A challenging task associated to MLFQ-based scheduling is the derivation of a set of demotion thresholds that minimizes the average and tail FCT. PIAS and KARUNA calculate these thresholds based on traffic information consisting in the CDF of the flow sizes of the workload that will be present in the network. After the derivation of the thresholds, they are distributed and deployed at end hosts. Then, they use these thresholds to perform the packet tagging procedure [6, 9].
We consider that this approach includes some limitations. Since traffic in DCN presents time and space variations, a set of thresholds that minimizes the FCT of a given workload might not be adequate for a different one [19]. Also, the mentioned state-of-the-art approaches do not update their demotion thresholds dynamically. As previously explained, they need to be derived by considering the properties of the new workload, and they need to be manually deployed at end hosts.
6. CONCLUSIONS AND FUTURE WORK
In this paper, we have proposed an approach to adjust the demotion thresholds of a MLFQ-based flow scheduling approach. We consider that this approach is an important first step in order to achieve a truly workload-agnostic flow scheduling solution. In this sense, our proposal aims at overcoming some of the limitations present in the state-of-the-art such as the requirement of information about the CDF of the workload that will be present in the network.
We performed a preliminary evaluation of our approach in a small experimental topology as a proof-of-concept of the approach’s operation. We verified its adaption capability and confirmed that it provides a minimization of the FCT of short flows at high traffic loads. We also observed that the use of percentiles of the completed flow sizes provide a useful hint for the adjustment of the demotion thresholds.
For future work, we propose to design a smarter mechanism for the definition of the reference percentiles. An important improvement that could be introduced in our proposal is the capacity to determine from the observation of the traffic which would be adequate values to define the percentiles, in order to increase the accuracy of the scheduler.

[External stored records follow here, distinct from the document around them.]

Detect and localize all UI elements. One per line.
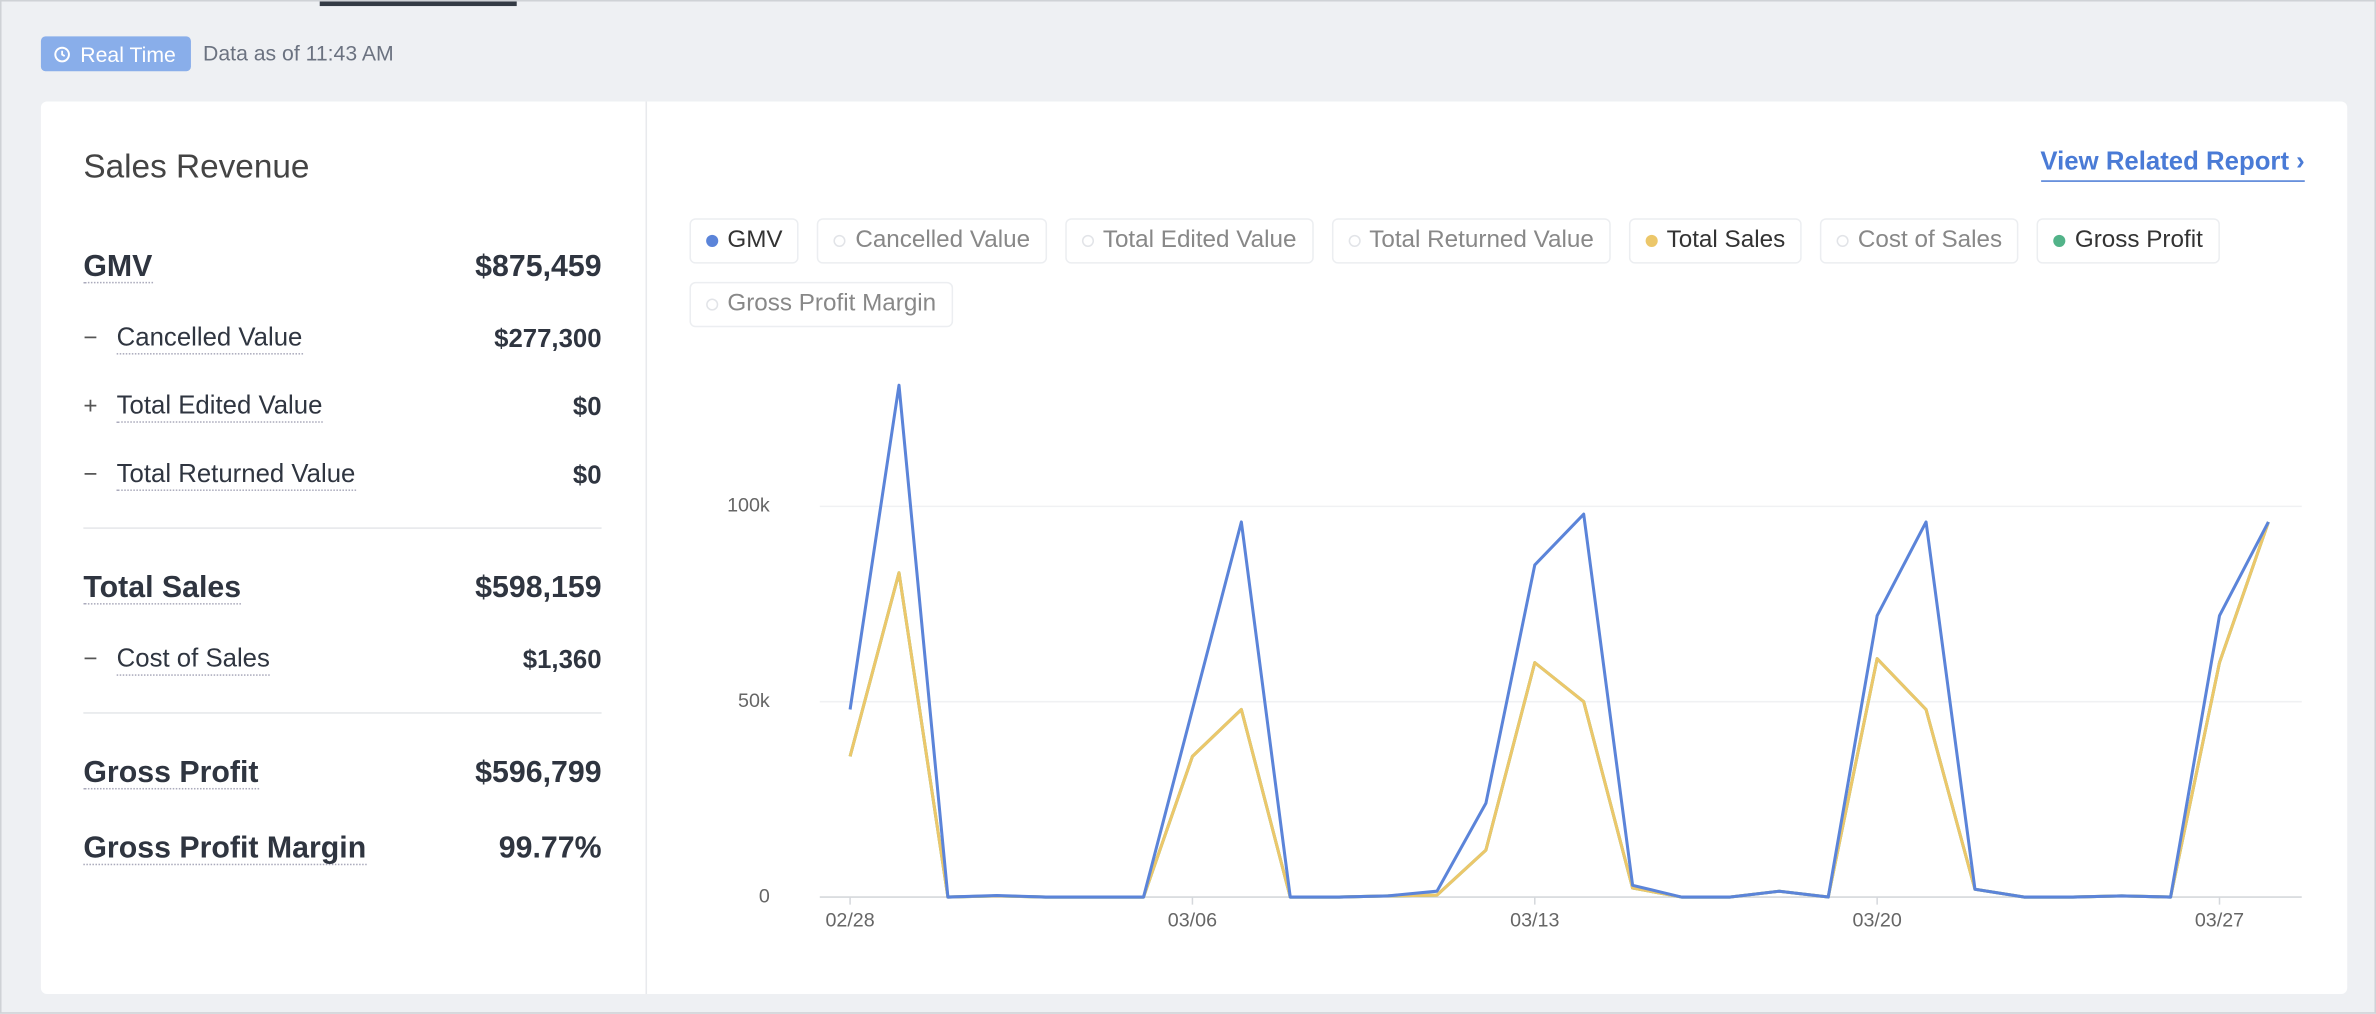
summary-row: Gross Profit Margin 99.77% (83, 811, 602, 887)
legend-item[interactable]: Total Edited Value (1064, 218, 1314, 264)
legend-item[interactable]: Total Returned Value (1331, 218, 1611, 264)
summary-row: − Total Returned Value $0 (83, 441, 602, 509)
sign: − (83, 646, 98, 673)
summary-row: − Cancelled Value $277,300 (83, 305, 602, 373)
metric-value: $0 (572, 391, 602, 421)
metric-label[interactable]: Total Sales (83, 570, 242, 604)
metric-label[interactable]: GMV (83, 249, 153, 283)
status-text: Data as of 11:43 AM (203, 40, 394, 66)
y-tick-label: 0 (759, 885, 770, 907)
summary-panel: Sales Revenue GMV $875,459− Cancelled Valu… (41, 101, 648, 995)
legend-label: Cancelled Value (855, 227, 1031, 254)
legend-label: Total Returned Value (1369, 227, 1594, 254)
chart: 0 50k 100k 02/28 03/06 03/13 03/20 03/27 (727, 383, 2302, 932)
metric-value: $598,159 (475, 570, 602, 604)
card: Sales Revenue GMV $875,459− Cancelled Valu… (40, 101, 2348, 995)
summary-group: GMV $875,459− Cancelled Value $277,300 + Tota… (83, 229, 602, 529)
metric-label[interactable]: Total Returned Value (116, 459, 356, 491)
legend-dot (1081, 234, 1094, 247)
summary-title: Sales Revenue (83, 146, 310, 185)
legend-label: Gross Profit (2074, 227, 2203, 254)
legend-dot (1348, 234, 1361, 247)
active-tab (319, 1, 517, 7)
view-report-link[interactable]: View Related Report › (2040, 147, 2305, 182)
summary-group: Total Sales $598,159 − Cost of Sales $1,360 (83, 550, 602, 714)
legend-dot (2053, 234, 2066, 247)
metric-value: $1,360 (522, 644, 602, 674)
clock-icon (54, 45, 70, 62)
badge-text: Real Time (80, 41, 176, 66)
legend: GMV Cancelled Value Total Edited Value Tota… (689, 218, 2220, 328)
legend-dot (706, 234, 719, 247)
sign: − (83, 325, 98, 351)
legend-item[interactable]: Total Sales (1628, 218, 1802, 264)
summary-row: + Total Edited Value $0 (83, 373, 602, 441)
series-line (848, 521, 2270, 899)
legend-item[interactable]: Gross Profit (2036, 218, 2220, 264)
metric-value: 99.77% (498, 831, 602, 865)
metric-value: $277,300 (494, 323, 602, 353)
sign: + (83, 393, 98, 419)
legend-dot (1836, 234, 1849, 247)
legend-label: Total Edited Value (1102, 227, 1297, 254)
legend-item[interactable]: GMV (689, 218, 800, 264)
summary-row: − Cost of Sales $1,360 (83, 626, 602, 694)
x-tick-label: 03/06 (1168, 910, 1217, 932)
metric-label[interactable]: Gross Profit (83, 755, 259, 789)
legend-item[interactable]: Cancelled Value (817, 218, 1047, 264)
legend-label: Total Sales (1666, 227, 1786, 254)
legend-label: GMV (727, 227, 783, 254)
x-tick-label: 03/27 (2195, 910, 2244, 932)
metric-label[interactable]: Total Edited Value (116, 391, 323, 423)
metric-value: $875,459 (475, 249, 602, 283)
legend-item[interactable]: Cost of Sales (1820, 218, 2019, 264)
legend-label: Cost of Sales (1857, 227, 2003, 254)
metric-value: $0 (572, 459, 602, 489)
summary-row: Total Sales $598,159 (83, 550, 602, 626)
summary-groups: GMV $875,459− Cancelled Value $277,300 + Tota… (83, 229, 602, 926)
series-line (848, 383, 2270, 899)
x-tick-label: 02/28 (825, 910, 874, 932)
summary-group: Gross Profit $596,799 Gross Profit Margin 9… (83, 735, 602, 905)
legend-label: Gross Profit Margin (727, 290, 937, 317)
metric-label[interactable]: Cancelled Value (116, 323, 303, 355)
summary-row: Gross Profit $596,799 (83, 735, 602, 811)
metric-label[interactable]: Gross Profit Margin (83, 831, 367, 865)
y-tick-label: 100k (727, 495, 770, 517)
x-tick-label: 03/13 (1510, 910, 1559, 932)
y-tick-label: 50k (738, 690, 770, 712)
summary-row: GMV $875,459 (83, 229, 602, 305)
legend-dot (706, 298, 719, 311)
realtime-badge[interactable]: Real Time (40, 36, 191, 72)
metric-value: $596,799 (475, 755, 602, 789)
x-tick-label: 03/20 (1853, 910, 1902, 932)
metric-label[interactable]: Cost of Sales (116, 644, 270, 676)
legend-dot (834, 234, 847, 247)
legend-dot (1645, 234, 1658, 247)
series-line (848, 521, 2270, 899)
legend-item[interactable]: Gross Profit Margin (689, 281, 953, 328)
sign: − (83, 461, 98, 488)
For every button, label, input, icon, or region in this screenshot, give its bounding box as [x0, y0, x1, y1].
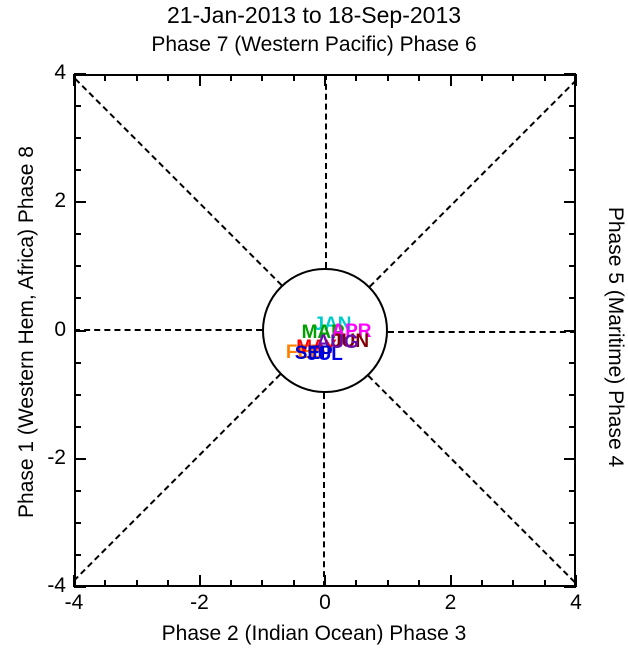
x-tick-top [449, 74, 452, 86]
x-tick-bottom [135, 580, 138, 587]
x-tick-top [261, 74, 264, 81]
y-tick-label: 0 [54, 317, 66, 341]
y-tick-right [564, 73, 576, 75]
month-marker-feb: FEB [285, 342, 324, 364]
y-tick-left [74, 361, 81, 364]
y-tick-left [74, 265, 81, 268]
y-tick-left [74, 137, 81, 140]
y-tick-left [74, 489, 81, 492]
month-marker-aug: AUG [316, 331, 359, 353]
y-tick-label: -4 [47, 574, 66, 597]
y-tick-left [74, 73, 86, 75]
y-tick-right [569, 265, 576, 268]
x-tick-bottom [73, 575, 75, 587]
x-tick-top [167, 74, 170, 81]
y-tick-right [564, 586, 576, 588]
x-tick-bottom [449, 575, 452, 587]
y-tick-label: 2 [54, 189, 66, 213]
y-tick-left [74, 425, 81, 428]
y-tick-right [569, 361, 576, 364]
x-tick-bottom [104, 580, 107, 587]
dashed-line-south [323, 393, 325, 587]
y-tick-left [74, 393, 81, 396]
y-tick-left [74, 201, 86, 204]
y-axis-label-right: Phase 5 (Maritime) Phase 4 [604, 206, 627, 468]
month-marker-may: MAY [296, 336, 337, 358]
y-tick-left [74, 105, 81, 108]
x-tick-label: 2 [444, 591, 457, 614]
x-tick-bottom [418, 580, 421, 587]
y-tick-right [569, 393, 576, 396]
y-tick-right [569, 233, 576, 236]
chart-subtitle: Phase 7 (Western Pacific) Phase 6 [151, 33, 477, 56]
x-tick-bottom [292, 580, 295, 587]
y-tick-label: -2 [47, 445, 66, 469]
y-tick-left [74, 586, 86, 588]
x-tick-bottom [324, 575, 326, 587]
y-tick-left [74, 329, 86, 332]
y-tick-right [569, 489, 576, 492]
x-tick-bottom [167, 580, 170, 587]
x-tick-label: -2 [190, 591, 209, 614]
x-tick-top [355, 74, 358, 81]
y-tick-left [74, 233, 81, 236]
dashed-line-east [387, 330, 576, 333]
y-tick-right [569, 137, 576, 140]
y-tick-left [74, 169, 81, 172]
y-tick-right [564, 457, 576, 460]
dashed-line-north [325, 74, 327, 268]
x-tick-top [575, 74, 577, 86]
x-tick-bottom [386, 580, 389, 587]
month-marker-jun: JUN [331, 330, 370, 352]
month-marker-apr: APR [331, 321, 372, 343]
x-tick-top [480, 74, 483, 81]
month-marker-mar: MAR [301, 321, 345, 343]
y-tick-right [564, 201, 576, 204]
x-tick-bottom [198, 575, 201, 587]
y-tick-left [74, 457, 86, 460]
y-tick-label: 4 [54, 61, 66, 84]
x-tick-top [198, 74, 201, 86]
x-tick-top [229, 74, 232, 81]
y-tick-right [569, 297, 576, 300]
y-tick-left [74, 297, 81, 300]
x-tick-top [386, 74, 389, 81]
x-tick-bottom [229, 580, 232, 587]
x-tick-label: 4 [570, 591, 582, 614]
x-tick-top [73, 74, 75, 86]
y-tick-right [569, 105, 576, 108]
x-tick-label: 0 [319, 591, 331, 614]
y-tick-left [74, 521, 81, 524]
month-marker-sep: SEP [294, 343, 333, 365]
x-tick-top [324, 74, 326, 86]
x-tick-bottom [480, 580, 483, 587]
x-tick-top [135, 74, 138, 81]
dashed-line-west [74, 328, 263, 331]
x-tick-top [512, 74, 515, 81]
month-marker-jul: JUL [307, 344, 343, 366]
y-tick-right [569, 169, 576, 172]
x-tick-label: -4 [64, 591, 84, 614]
y-tick-right [569, 553, 576, 556]
x-tick-bottom [261, 580, 264, 587]
x-tick-top [104, 74, 107, 81]
x-tick-bottom [543, 580, 546, 587]
x-tick-top [418, 74, 421, 81]
y-tick-left [74, 553, 81, 556]
x-tick-top [292, 74, 295, 81]
month-marker-jan: JAN [313, 313, 352, 335]
y-tick-right [569, 425, 576, 428]
x-tick-top [543, 74, 546, 81]
x-tick-bottom [512, 580, 515, 587]
unit-amplitude-circle [262, 267, 388, 394]
y-tick-right [569, 521, 576, 524]
x-tick-bottom [355, 580, 358, 587]
chart-title: 21-Jan-2013 to 18-Sep-2013 [166, 2, 462, 28]
x-tick-bottom [575, 575, 577, 587]
x-axis-label: Phase 2 (Indian Ocean) Phase 3 [161, 622, 467, 645]
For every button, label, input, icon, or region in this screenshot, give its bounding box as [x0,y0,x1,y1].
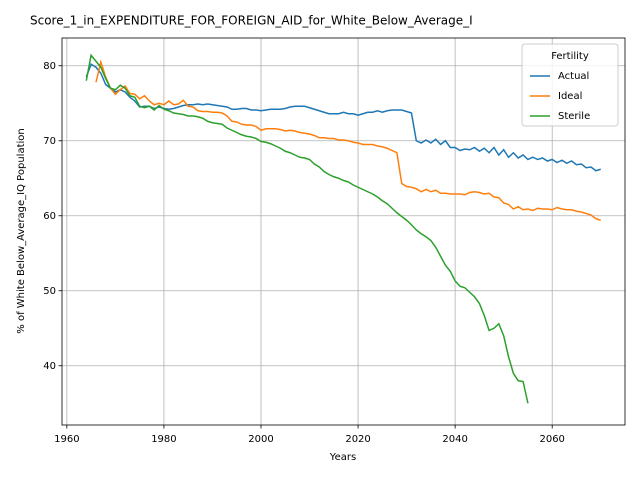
chart-title: Score_1_in_EXPENDITURE_FOR_FOREIGN_AID_f… [30,14,473,28]
y-axis-label: % of White Below_Average_IQ Population [16,128,27,333]
x-tick-label: 1960 [54,434,79,445]
y-tick-label: 50 [43,286,56,297]
legend-label: Ideal [558,91,582,102]
x-tick-label: 2040 [442,434,467,445]
y-tick-label: 40 [43,361,56,372]
y-tick-label: 60 [43,211,56,222]
y-tick-label: 70 [43,136,56,147]
data-line [95,59,601,221]
x-tick-label: 2020 [345,434,370,445]
y-tick-label: 80 [43,61,56,72]
x-tick-label: 2000 [248,434,273,445]
legend-title: Fertility [551,51,589,62]
legend-label: Sterile [558,111,590,122]
legend-label: Actual [558,71,589,82]
legend-box [521,43,619,127]
legend: Fertility Actual Ideal Sterile [521,43,619,127]
plot-frame [61,37,626,426]
data-line [85,53,529,404]
x-tick-label: 2060 [539,434,564,445]
data-line [85,63,601,172]
x-axis-label: Years [329,452,356,463]
x-tick-label: 1980 [151,434,176,445]
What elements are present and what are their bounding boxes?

Finally, an important task to consider for future work would be the integration of this threshold adjustment in a real software switch. Although recent literature presents the concept of programmable switches [8, 20, 21, 22], these devices still have open questions regarding elements such as the structure of their queuing systems. Thus, we consider that well-known software switches [17] with a more robust internal architecture design can provide a more mature starting point in order to develop this threshold adjustment.